In electrostatic, the preceding statement is known as Earnshaw's theorem. However, the proofs I saw aren't completely rigorous. They rely on the maximum principle of harmonic functions, and the following statement:

If $\nabla U(x_0)=0$ and $x_0$ isn't a strict local minimum, then the equilibrium $x=x_0,\dot x=0$ is unstable.

However, in V.I.Arnold's Mathematical Methods of Classical Mechanics, it's said that

It seems likely that in an analytic system with $n$ degrees of freedom, an equilibrium position which is not a minimum point (of the potential energy) is unstable; but this has never been proved for $n>2$.

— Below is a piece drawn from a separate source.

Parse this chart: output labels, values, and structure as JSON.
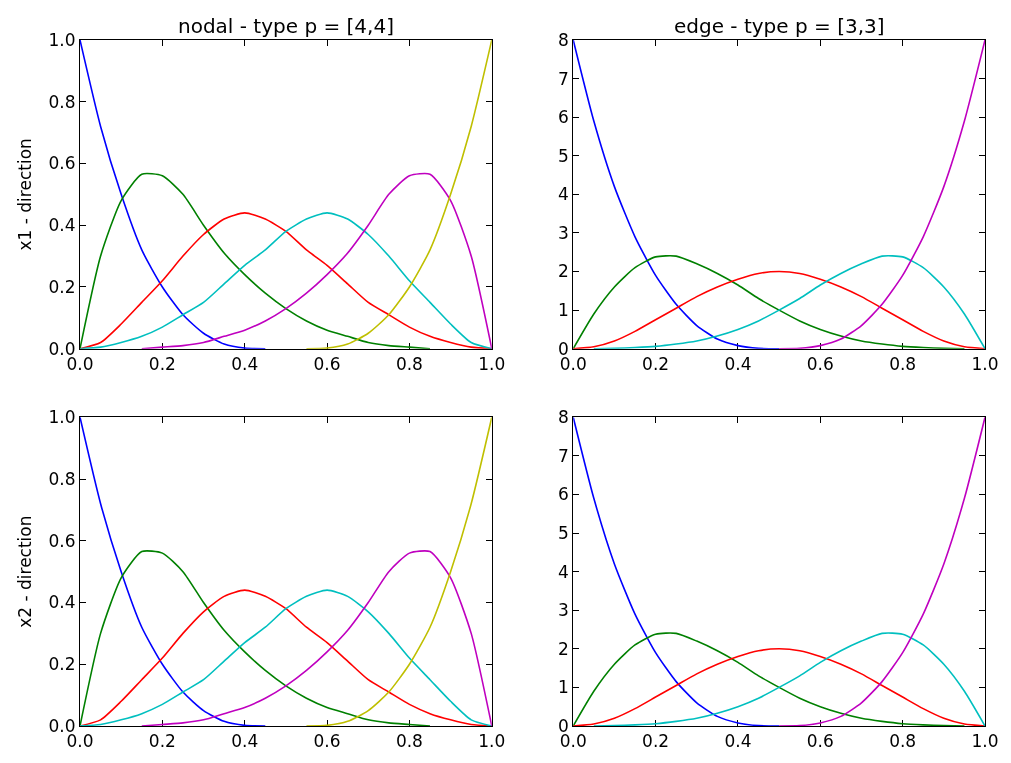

In addition, $\Delta U=0$ implies that the Hessian $H$ of $U$ at $x_0$ satisfies $\operatorname{tr}H=0$. If $H$ has a negative eigenvalue (otherwise $H=0$), then by spectrum theorem of symmetric matrix $H$ and the theory of linearization, system is unstable at $x_0$. However, there's no evident that $H\neq0$.

Any idea? Thanks!